Kepala Kantor Wilayah membuka langsung kegiatan tersebut dan menegaskan bahwa keberadaan Kementerian Hukum dan HAM melalui kantor wilayah merupakan bagian dari pelaksanaan tugas untuk membantu Presiden dalam urusan pemerintahan di bidang hukum, termasuk pembentukan produk hukum daerah.

Ia menekankan bahwa harmonisasi diperlukan agar peraturan daerah yang dihasilkan tidak menimbulkan sengketa di kemudian hari dan dapat berfungsi sebagai instrumen pembangunan hukum nasional yang mendukung kesejahteraan masyarakat.

Proses harmonisasi ini dilaksanakan berdasarkan ketentuan Pasal 58 dan Pasal 97D Undang-Undang Nomor 13 Tahun 2022 tentang Perubahan Kedua atas Undang-Undang Nomor 12 Tahun 2011 tentang Pembentukan Peraturan Perundang-undangan. Ketentuan tersebut memberikan kewenangan kepada Kementerian Hukum dan HAM untuk melaksanakan pengharmonisasian, pembulatan, dan pemantapan konsepsi terhadap rancangan peraturan daerah maupun peraturan kepala daerah. Selain itu, pelaksanaan kegiatan juga berpedoman pada Surat Keputusan Menteri Hukum Nomor M.HH-01.PP.02.01 Tahun 2023 guna meningkatkan efektivitas dan efisiensi proses harmonisasi.

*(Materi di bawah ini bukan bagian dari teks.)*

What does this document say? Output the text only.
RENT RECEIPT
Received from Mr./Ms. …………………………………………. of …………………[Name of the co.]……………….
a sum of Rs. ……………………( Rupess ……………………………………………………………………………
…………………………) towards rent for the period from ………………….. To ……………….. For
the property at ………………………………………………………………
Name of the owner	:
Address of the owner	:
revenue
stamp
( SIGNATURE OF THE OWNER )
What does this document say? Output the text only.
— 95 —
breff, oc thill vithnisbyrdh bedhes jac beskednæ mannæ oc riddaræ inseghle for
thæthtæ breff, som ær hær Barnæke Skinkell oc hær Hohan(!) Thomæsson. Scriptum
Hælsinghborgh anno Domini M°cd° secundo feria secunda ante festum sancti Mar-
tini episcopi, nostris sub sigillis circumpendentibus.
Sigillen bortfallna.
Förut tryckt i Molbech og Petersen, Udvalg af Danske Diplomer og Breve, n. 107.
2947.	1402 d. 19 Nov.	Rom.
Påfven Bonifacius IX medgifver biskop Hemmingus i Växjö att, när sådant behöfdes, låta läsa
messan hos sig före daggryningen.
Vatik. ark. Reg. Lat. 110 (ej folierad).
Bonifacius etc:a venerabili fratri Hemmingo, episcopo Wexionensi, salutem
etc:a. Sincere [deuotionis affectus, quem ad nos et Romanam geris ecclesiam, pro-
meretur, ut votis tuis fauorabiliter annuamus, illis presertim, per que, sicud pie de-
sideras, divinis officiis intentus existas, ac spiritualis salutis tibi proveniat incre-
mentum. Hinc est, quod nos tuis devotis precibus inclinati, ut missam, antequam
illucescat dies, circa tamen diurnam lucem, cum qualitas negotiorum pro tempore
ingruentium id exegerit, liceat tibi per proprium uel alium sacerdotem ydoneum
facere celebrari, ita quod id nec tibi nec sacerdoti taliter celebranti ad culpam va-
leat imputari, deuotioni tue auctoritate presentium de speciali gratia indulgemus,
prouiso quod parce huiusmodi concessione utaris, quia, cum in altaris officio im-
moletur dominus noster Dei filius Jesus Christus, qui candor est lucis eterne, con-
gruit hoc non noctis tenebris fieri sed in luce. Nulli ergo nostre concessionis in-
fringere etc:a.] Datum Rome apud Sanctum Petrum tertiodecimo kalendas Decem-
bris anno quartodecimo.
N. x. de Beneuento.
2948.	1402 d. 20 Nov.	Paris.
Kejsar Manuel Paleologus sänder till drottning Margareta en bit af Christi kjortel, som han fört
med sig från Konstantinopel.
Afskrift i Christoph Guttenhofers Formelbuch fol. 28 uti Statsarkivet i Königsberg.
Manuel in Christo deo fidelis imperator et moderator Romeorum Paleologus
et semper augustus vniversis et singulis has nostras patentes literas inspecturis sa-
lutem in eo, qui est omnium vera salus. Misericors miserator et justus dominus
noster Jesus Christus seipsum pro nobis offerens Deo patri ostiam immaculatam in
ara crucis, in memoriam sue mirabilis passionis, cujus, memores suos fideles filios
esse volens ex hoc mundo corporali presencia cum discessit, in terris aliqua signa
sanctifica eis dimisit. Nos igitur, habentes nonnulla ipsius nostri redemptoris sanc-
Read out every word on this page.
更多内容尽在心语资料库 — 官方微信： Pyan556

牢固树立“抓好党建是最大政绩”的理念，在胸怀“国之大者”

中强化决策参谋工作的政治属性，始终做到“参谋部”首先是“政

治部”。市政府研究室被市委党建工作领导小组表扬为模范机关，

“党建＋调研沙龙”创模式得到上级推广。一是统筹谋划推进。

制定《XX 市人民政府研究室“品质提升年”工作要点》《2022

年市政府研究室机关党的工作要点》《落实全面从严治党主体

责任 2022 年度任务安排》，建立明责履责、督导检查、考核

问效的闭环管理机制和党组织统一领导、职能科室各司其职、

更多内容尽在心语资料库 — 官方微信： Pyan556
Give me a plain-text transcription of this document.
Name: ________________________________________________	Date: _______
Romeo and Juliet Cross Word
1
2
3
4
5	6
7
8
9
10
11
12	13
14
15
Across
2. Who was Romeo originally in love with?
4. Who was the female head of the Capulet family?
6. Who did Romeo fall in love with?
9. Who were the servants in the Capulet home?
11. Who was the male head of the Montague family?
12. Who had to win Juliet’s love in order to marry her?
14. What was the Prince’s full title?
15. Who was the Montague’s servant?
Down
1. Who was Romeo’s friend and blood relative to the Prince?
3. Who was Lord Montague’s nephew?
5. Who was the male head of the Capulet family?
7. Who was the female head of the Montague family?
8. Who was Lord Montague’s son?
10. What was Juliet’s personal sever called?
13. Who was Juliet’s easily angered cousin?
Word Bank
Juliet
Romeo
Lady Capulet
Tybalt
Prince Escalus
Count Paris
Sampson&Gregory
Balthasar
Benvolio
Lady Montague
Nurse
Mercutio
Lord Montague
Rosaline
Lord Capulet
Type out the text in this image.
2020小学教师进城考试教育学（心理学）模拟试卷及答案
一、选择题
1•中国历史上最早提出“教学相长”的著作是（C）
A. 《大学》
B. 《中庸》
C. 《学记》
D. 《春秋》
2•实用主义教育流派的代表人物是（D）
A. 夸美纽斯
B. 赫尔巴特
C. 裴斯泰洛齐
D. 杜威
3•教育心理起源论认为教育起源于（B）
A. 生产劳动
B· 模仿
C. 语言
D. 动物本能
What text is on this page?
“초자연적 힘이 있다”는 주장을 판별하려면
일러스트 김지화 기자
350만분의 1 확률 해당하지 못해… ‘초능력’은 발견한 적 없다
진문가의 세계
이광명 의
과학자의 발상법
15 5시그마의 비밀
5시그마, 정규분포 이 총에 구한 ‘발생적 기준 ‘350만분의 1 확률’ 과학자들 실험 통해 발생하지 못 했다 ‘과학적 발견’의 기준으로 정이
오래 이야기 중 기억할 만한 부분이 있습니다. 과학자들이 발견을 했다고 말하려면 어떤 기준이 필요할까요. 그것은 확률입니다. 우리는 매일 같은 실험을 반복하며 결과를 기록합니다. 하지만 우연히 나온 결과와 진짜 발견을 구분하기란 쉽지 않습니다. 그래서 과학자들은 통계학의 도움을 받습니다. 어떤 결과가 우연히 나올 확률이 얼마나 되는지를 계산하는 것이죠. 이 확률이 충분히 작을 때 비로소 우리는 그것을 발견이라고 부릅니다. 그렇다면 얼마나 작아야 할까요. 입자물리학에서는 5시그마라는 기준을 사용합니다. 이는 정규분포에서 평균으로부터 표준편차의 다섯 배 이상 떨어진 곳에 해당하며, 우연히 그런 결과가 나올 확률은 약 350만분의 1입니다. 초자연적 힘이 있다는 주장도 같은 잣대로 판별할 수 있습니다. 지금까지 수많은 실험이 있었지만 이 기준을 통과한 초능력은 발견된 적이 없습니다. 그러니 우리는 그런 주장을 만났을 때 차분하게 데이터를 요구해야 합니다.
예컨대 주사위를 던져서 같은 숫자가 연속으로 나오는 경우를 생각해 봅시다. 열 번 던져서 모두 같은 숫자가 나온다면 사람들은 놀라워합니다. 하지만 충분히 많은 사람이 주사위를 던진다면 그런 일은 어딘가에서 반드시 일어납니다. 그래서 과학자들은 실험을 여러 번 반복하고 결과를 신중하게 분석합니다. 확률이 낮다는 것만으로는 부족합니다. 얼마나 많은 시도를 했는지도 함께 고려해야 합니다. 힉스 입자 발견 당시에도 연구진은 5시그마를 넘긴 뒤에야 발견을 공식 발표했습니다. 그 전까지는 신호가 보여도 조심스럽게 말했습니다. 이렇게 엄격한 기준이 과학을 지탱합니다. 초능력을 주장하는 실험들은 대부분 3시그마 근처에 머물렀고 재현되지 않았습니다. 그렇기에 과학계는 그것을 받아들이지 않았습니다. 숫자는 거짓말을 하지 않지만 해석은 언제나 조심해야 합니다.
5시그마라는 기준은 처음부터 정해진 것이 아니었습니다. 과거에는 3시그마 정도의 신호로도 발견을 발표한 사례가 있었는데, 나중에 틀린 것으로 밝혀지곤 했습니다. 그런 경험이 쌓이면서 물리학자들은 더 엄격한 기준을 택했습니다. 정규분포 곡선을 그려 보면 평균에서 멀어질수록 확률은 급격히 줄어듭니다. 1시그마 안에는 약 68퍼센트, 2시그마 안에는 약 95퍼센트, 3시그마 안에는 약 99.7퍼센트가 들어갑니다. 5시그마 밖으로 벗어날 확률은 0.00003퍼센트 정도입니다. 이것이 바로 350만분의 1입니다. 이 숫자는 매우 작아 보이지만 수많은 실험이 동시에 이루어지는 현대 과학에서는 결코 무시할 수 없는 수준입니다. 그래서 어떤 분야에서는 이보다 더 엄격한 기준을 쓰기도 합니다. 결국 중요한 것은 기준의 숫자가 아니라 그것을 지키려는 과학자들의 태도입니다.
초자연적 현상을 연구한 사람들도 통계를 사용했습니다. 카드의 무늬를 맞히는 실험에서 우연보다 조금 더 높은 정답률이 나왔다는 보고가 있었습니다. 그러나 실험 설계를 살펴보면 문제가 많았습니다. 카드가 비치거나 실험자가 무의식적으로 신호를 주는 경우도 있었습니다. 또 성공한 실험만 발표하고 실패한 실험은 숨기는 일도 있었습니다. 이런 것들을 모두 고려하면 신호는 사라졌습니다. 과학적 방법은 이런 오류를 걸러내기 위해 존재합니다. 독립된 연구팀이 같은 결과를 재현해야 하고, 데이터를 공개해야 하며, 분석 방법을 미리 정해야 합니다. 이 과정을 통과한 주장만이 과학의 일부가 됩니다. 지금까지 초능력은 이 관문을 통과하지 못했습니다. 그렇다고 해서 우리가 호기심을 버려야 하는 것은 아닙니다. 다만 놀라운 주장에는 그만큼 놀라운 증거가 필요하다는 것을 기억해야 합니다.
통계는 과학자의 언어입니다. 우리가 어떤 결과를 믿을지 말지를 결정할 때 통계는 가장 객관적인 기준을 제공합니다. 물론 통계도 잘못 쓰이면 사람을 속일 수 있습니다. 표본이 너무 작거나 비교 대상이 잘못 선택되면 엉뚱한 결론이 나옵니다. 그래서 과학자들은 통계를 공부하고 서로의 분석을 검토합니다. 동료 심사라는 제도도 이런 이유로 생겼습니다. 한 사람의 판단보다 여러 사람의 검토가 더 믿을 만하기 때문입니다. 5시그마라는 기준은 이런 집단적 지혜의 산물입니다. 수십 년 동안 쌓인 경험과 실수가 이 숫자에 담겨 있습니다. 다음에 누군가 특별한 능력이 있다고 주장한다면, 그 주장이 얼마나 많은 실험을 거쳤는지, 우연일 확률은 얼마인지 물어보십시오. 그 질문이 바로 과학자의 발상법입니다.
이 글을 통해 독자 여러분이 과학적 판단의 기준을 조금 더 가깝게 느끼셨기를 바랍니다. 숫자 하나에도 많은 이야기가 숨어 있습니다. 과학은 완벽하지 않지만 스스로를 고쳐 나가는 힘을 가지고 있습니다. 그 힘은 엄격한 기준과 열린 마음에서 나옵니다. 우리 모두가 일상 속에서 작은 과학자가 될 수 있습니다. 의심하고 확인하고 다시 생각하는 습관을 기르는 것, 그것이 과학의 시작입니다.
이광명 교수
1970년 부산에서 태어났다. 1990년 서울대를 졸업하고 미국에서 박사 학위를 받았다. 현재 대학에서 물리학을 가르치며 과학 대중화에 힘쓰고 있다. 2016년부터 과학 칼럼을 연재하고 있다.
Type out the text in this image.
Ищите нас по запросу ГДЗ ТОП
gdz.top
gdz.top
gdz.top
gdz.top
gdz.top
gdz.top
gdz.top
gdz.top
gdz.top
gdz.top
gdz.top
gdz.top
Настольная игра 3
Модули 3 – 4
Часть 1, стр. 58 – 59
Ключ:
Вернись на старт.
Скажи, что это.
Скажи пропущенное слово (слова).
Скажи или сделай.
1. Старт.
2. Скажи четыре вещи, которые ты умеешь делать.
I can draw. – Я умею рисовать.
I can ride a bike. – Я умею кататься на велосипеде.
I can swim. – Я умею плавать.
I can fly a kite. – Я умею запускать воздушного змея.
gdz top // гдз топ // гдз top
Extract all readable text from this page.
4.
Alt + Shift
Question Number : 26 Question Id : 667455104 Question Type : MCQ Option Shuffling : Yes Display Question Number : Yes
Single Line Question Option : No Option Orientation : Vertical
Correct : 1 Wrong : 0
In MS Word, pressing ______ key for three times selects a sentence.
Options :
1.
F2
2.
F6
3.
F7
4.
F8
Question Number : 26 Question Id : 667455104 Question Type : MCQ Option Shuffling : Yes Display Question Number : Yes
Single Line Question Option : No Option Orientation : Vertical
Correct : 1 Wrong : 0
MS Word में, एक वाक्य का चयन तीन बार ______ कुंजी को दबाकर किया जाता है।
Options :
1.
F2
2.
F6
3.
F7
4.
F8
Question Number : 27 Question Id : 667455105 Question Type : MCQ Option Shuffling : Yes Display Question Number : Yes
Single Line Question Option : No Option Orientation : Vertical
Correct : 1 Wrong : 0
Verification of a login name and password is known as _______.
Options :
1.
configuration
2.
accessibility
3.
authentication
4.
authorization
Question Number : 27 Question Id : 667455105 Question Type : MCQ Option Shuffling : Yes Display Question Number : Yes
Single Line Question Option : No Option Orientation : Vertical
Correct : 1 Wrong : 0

Kegiatan ini difasilitasi berdasarkan surat permohonan dari Sekretaris Daerah Kabupaten Karo, sebagai upaya agar pemerintah daerah memahami pentingnya proses harmonisasi dalam pembentukan peraturan perundang-undangan.
Dengan demikian, diharapkan tidak ada peraturan daerah yang bertentangan baik secara vertikal dengan peraturan perundang-undangan di atasnya maupun secara horizontal dengan regulasi lain yang setara.
Setelah menyampaikan sambutan, Kepala Kantor Wilayah Kementerian Hukum dan HAM Sumatera Utara secara resmi membuka rapat harmonisasi tersebut.
Kegiatan ini menjadi langkah penting untuk memastikan bahwa Raperda terkait pendidikan dan hak penyandang disabilitas di Kabupaten Karo dapat tersusun secara komprehensif, adil, dan sesuai dengan ketentuan hukum yang berlaku, Tegasnya.